In an attempt to curb the inevitable backlash from their countersuit, Lady Antebellum released a statement to CBS News, wherein they described Anita’s refusal to give up her name for less than she thought it was worth as the inability “to join together with Anita White in unity and common purpose”. As of this month, Anita White is suing the band for the lost sales and diminished brand identity of them also using the name. It is only in the eye of the racist beholder that peace and silence could be expected of a Black person who is about to be robbed of something profoundly personal. 

White people have a history of taking control of Black people’s names, something we can see in most places impacted by slavery. Every time we meet a Black American person with the last name Washington, Freeman, or Johnson, for example, the likelihood that their surname has a deep, ancestral fight attached to its story is very high.
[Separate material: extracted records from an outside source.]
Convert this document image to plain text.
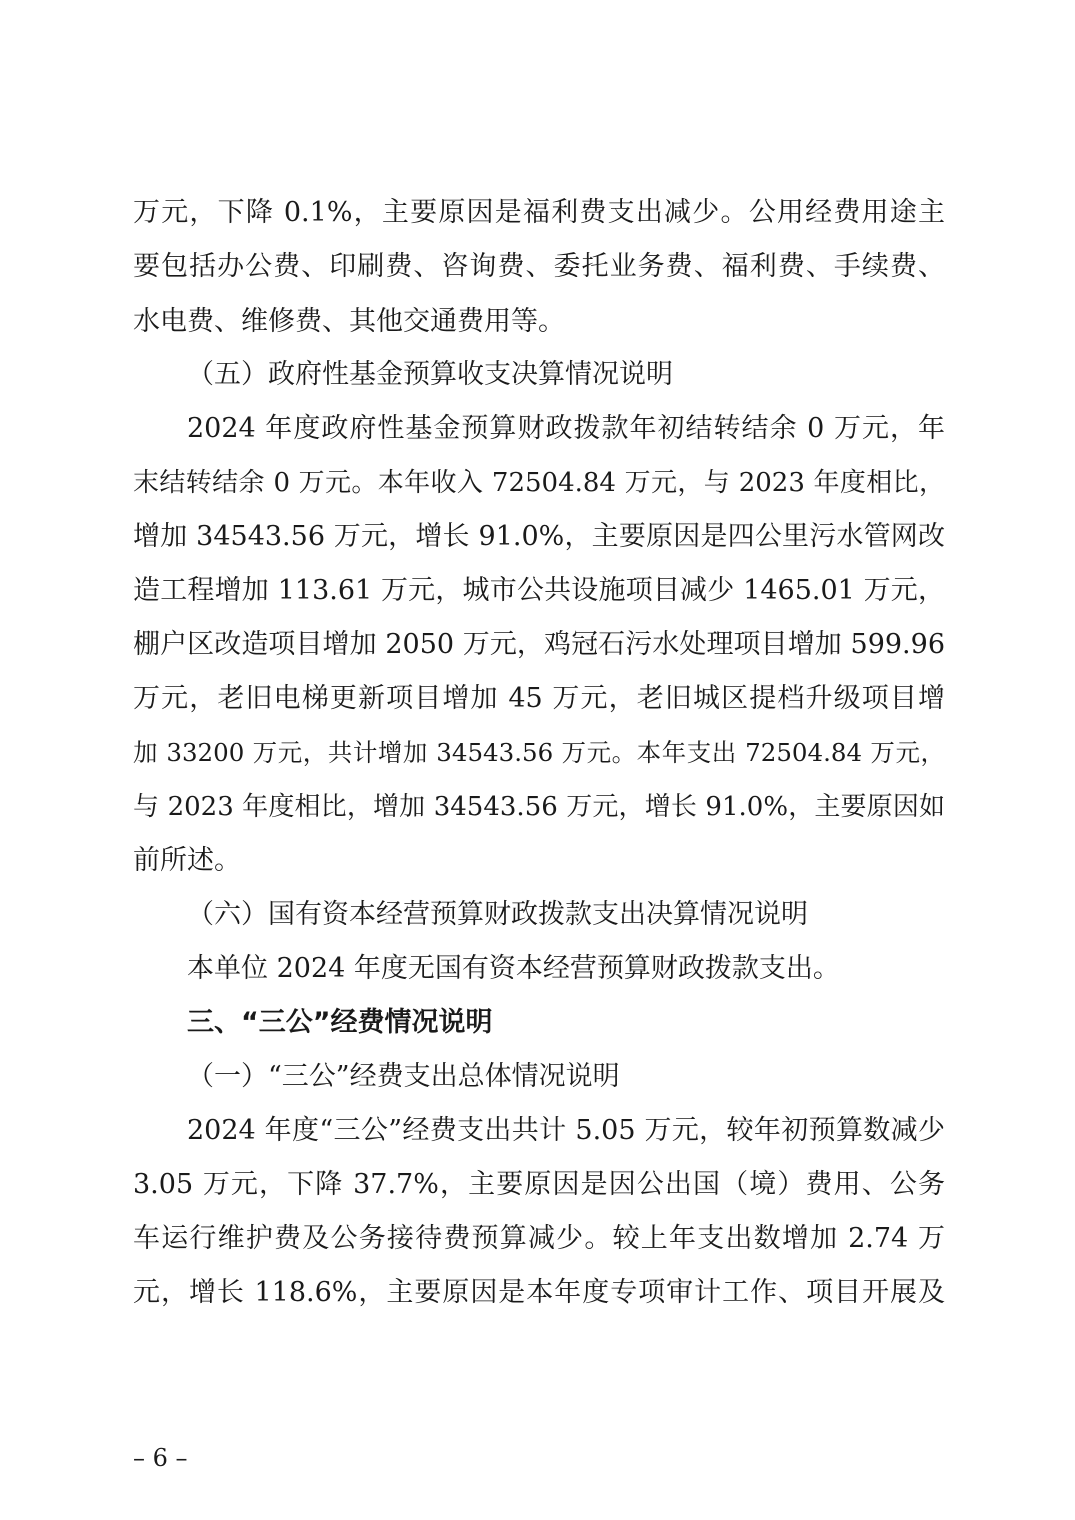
万元，下降 0.1%，主要原因是福利费支出减少。公用经费用途主
要包括办公费、印刷费、咨询费、委托业务费、福利费、手续费、
水电费、维修费、其他交通费用等。
（五）政府性基金预算收支决算情况说明
2024 年度政府性基金预算财政拨款年初结转结余 0 万元，年
末结转结余 0 万元。本年收入 72504.84 万元，与 2023 年度相比，
增加 34543.56 万元，增长 91.0%，主要原因是四公里污水管网改
造工程增加 113.61 万元，城市公共设施项目减少 1465.01 万元，
棚户区改造项目增加 2050 万元，鸡冠石污水处理项目增加 599.96
万元，老旧电梯更新项目增加 45 万元，老旧城区提档升级项目增
加 33200 万元，共计增加 34543.56 万元。本年支出 72504.84 万元，
与 2023 年度相比，增加 34543.56 万元，增长 91.0%，主要原因如
前所述。
（六）国有资本经营预算财政拨款支出决算情况说明
本单位 2024 年度无国有资本经营预算财政拨款支出。
三、“三公”经费情况说明
（一）“三公”经费支出总体情况说明
2024 年度“三公”经费支出共计 5.05 万元，较年初预算数减少
3.05 万元，下降 37.7%，主要原因是因公出国（境）费用、公务
车运行维护费及公务接待费预算减少。较上年支出数增加 2.74 万
元，增长 118.6%，主要原因是本年度专项审计工作、项目开展及
– 6 –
It wasn’t until after this romanticised Antebellum era that Black people could look into choosing their last name. We cannot ignore the genuine career-ruining implications for Lady A and her potential growth if an act with more capital, more resources and less identity-based bias and restriction takes over her name. 

“Will legal ownership always trump cultural ownership, especially when the law was never designed to protect those most essential to our artistic culture?”

The Southern-born musical genres that Lady Antebellum cited as influential in their Twitter statement – “Southern Rock, Blues, R&B, Gospel, and of course Country” – were all birthed through Black livelihood. Black people’s joy, rage, sadness, resilience and war against erasure and racialised violence all went into forming these genres. The music they name as progenitors of their sound and presence is much more than just music, just as the Lady A stage name is much more than just a name. 

According to Lady Antebellum’s legal team, the group successfully applied to trademark the Lady A name for usage on merchandise and other products, back in 2010. Their application to trademark, however, does not erase Anita White’s cultural ownership of the name. Their use of the law in this capacity beckons a crucial societal question: Will legal ownership always trump cultural ownership, especially when the law was never designed to protect those most essential to our artistic culture? 

The band threw away an opportunity for potentially generative conversations around naming, ownership and erasure and reduced it into a quasi-spiritual, racially-propped journey – “We feel like we’ve been awakened…”, they wrote in their Twitter statement. 

Careful and considerate anti-racism work of quality is not about “awakenings” within white folks. It’s about prioritising the needs of society’s most vulnerable and most neglected. Attempting to rob a Black woman of her creative and intellectual property does not fall under the anti-racist umbrella. 

If Lady Antebellum’s reactionary rousing means putting the career of an artist who has been fighting for Black people since before they were born, I’d much rather they stay asleep.